11/2008 Carta do Zé agricultor para Luis da cidade
**Luciano Pizzatto

Luis,
Quanto tempo. Sou o Zé, seu colega de ginásio, que chegava sempre atrasado, pois a Kombi que pegava no ponto perto do sítio atrasava um pouco. Lembra, né, o do sapato sujo. A professora nunca entendeu
que tinha de caminhar 4 km até o ponto da Kombi na ida e volta e o sapato sujava.

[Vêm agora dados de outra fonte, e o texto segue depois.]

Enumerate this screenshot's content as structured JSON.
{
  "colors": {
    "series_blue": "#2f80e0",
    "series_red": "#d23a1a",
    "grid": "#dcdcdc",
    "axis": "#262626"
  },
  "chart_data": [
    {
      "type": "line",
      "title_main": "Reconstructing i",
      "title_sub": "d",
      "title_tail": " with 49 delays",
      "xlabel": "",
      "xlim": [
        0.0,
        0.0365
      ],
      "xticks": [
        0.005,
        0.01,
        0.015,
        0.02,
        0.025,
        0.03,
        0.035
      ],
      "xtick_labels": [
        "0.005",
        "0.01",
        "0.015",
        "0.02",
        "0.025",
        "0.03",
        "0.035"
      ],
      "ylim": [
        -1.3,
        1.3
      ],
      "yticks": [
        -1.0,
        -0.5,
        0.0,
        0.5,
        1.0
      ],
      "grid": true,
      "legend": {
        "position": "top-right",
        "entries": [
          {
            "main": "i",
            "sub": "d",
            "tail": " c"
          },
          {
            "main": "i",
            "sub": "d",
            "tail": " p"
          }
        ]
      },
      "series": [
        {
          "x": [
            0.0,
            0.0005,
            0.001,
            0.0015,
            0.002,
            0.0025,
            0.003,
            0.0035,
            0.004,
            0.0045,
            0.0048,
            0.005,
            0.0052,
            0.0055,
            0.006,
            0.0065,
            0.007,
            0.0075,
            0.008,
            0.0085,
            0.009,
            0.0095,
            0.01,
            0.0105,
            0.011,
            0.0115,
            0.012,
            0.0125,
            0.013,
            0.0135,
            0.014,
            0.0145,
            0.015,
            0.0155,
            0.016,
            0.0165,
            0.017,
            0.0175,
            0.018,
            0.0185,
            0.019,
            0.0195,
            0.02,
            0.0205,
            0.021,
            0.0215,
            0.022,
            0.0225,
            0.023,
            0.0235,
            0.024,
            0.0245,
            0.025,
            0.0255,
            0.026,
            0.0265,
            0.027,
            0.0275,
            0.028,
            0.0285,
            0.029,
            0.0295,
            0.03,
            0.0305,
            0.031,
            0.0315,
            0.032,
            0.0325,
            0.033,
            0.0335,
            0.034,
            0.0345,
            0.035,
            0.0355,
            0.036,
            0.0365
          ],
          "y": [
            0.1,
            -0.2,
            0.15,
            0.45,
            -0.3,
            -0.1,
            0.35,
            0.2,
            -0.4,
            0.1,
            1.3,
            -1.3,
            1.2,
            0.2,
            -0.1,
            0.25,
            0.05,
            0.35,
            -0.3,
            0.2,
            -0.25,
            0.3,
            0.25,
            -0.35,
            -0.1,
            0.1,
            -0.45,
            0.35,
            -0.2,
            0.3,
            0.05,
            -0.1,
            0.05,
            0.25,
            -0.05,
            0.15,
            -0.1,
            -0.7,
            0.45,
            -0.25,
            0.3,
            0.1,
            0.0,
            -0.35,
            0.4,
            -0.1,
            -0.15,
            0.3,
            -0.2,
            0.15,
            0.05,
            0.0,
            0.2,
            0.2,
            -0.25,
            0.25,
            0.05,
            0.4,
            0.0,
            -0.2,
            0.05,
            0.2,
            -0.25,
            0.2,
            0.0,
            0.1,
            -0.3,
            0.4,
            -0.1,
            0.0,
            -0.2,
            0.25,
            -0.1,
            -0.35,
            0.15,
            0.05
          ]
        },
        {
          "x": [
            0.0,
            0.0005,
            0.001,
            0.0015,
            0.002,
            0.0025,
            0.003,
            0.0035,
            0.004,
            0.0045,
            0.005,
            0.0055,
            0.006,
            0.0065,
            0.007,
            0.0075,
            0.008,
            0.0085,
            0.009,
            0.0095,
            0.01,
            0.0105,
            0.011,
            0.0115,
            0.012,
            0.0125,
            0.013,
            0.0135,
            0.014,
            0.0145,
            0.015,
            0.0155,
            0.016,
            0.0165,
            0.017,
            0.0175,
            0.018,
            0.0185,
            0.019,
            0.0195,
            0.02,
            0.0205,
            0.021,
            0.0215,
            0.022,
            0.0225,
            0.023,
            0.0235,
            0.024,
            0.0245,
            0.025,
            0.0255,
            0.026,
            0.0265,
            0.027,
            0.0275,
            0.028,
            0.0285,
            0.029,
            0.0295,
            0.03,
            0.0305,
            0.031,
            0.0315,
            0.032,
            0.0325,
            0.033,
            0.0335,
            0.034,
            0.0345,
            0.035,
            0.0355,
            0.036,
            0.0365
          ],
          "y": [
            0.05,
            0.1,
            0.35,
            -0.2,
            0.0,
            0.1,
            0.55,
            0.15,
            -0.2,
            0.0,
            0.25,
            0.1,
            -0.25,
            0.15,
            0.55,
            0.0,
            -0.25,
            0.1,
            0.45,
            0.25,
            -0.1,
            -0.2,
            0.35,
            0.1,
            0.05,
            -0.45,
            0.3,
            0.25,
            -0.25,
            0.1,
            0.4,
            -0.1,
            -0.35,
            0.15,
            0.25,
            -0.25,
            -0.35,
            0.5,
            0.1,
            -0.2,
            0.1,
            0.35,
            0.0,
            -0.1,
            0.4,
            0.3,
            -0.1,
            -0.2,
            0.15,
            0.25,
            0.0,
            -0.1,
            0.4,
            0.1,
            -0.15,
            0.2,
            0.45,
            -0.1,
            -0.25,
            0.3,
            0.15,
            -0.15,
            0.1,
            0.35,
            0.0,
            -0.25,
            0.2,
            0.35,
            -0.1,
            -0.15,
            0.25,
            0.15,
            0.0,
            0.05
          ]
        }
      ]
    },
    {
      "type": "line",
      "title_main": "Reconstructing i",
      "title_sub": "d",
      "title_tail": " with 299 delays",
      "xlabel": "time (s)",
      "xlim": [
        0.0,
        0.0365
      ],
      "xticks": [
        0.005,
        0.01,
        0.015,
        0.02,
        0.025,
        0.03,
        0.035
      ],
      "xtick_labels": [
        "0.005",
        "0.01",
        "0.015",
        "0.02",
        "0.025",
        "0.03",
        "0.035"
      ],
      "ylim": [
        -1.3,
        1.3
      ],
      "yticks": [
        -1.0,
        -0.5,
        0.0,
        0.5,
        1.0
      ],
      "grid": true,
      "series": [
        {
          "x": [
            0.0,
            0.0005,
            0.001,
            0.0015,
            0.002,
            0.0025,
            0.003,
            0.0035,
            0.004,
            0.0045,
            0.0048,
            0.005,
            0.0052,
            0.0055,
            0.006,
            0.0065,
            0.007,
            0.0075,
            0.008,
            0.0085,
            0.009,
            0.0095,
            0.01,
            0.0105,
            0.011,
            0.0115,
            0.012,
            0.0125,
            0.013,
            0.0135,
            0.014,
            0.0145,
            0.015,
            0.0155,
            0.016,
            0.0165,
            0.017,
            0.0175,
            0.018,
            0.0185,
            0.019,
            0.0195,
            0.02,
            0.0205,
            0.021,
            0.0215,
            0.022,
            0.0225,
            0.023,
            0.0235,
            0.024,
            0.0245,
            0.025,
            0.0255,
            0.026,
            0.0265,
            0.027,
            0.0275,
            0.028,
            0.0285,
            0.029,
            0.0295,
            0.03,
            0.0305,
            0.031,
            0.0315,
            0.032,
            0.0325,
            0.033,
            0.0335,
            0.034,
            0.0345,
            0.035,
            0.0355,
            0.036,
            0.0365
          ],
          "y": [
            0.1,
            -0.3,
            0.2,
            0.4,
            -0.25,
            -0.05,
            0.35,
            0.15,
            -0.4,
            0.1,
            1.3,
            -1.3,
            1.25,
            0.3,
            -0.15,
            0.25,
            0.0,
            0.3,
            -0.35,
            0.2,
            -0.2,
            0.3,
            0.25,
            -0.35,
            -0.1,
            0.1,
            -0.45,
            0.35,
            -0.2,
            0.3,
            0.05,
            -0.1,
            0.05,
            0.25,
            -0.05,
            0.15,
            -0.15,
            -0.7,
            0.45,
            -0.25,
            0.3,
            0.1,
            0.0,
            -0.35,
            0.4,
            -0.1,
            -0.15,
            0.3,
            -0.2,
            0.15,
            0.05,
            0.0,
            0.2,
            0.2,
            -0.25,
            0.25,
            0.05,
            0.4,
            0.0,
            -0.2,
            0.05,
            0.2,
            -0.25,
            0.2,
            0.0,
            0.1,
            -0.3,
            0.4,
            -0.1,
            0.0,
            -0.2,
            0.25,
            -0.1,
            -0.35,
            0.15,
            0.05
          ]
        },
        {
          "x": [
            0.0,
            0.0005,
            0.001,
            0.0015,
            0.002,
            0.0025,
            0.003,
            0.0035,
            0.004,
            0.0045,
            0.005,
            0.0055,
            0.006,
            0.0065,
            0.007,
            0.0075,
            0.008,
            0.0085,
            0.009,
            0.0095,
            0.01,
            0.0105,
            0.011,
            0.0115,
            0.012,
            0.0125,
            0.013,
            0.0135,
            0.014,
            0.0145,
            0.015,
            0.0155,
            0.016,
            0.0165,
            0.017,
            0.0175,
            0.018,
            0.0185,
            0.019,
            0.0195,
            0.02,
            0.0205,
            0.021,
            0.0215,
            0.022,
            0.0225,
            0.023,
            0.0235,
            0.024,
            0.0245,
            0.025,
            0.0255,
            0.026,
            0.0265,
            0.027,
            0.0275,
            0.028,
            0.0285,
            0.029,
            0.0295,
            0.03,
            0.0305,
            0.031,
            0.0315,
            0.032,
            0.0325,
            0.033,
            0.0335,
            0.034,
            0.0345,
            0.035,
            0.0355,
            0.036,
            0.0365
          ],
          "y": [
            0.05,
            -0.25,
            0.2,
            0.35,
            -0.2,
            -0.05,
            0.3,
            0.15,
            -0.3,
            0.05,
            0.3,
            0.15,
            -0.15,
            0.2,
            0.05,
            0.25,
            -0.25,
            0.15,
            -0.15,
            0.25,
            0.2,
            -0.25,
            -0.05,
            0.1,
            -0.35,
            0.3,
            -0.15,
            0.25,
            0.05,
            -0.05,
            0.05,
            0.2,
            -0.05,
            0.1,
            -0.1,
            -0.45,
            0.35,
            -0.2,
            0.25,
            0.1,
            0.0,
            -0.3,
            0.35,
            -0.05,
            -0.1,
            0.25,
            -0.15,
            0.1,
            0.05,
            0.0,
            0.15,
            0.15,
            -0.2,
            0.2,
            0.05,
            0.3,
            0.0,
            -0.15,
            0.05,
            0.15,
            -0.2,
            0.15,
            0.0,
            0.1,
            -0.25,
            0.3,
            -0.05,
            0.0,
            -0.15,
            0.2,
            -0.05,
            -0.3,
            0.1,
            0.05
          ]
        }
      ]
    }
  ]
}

Lembra? Se não, sou o Zé com sono… hehe. A Kombi parava às onze da noite no ponto de volta, e com a caminhada ia dormi lá pela uma, e o pai precisava de ajuda para ordenhá as vaca às 5h30 toda manhã. Dava
um sono. Agora lembra, né Luis?!

Pois é. Tô pensando em mudá ai com você.
Não que seja ruim o sítio, aqui é uma maravilha. Mato, passarinho, ar bom. Só que acho que tô estragando a vida de você Luis, e teus amigo ai na cidade. To vendo todo mundo fala que nóis da agricultura
estamo destruindo o meio ambiente.

Veja só. O sitio do pai, que agora é meu (não te contei, ele morreu e tive que pará de estuda) fica só a meia hora ai da Capital, e depois dos 4 km a pé, só 10 minuto da sede do município. Mas
continuo sem Luz porque os Poste não podem passar por uma tal de APPA que criaram aqui. A água vem do poço, uma maravilha, mas um homem veio e falo que tenho que faze uma outorga e paga uma taxa de
uso, porque a água vai acabá. Se falo deve ser verdade.

Pra ajudá com as 12 vaca de leite (o pai foi, né …) contratei o Juca, filho do vizinho, carteira assinada, salário mínimo, morava no fundo de casa, comia com a gente, tudo de bão. Mas também veio outro homem aqui, e falo que se o Juca fosse ordenha as 5:30 tinha que recebe mais, e não podia trabalha sábado e domingo (mas as vaca não param de faze leite no fim de semana). Também visito a casinha dele, e disse que o beliche tava 2 cm menor do que devia, e a lâmpada (tenho gerador, não te contei !) estava em cima do fogão era do tipo
que se esquentasse podia explodi (não entendi ?). A comida que nóis fazia junto tinha que faze parte do salário dele. Bom, Luis tive que pedi pro Juca voltá pra casa, desempregado, mas protegido agora pelo
tal homem. Só que acho que não deu certo, soube que foi preso na cidade roubando comida. Do tal homem que veio protege ele, não sei se tava junto.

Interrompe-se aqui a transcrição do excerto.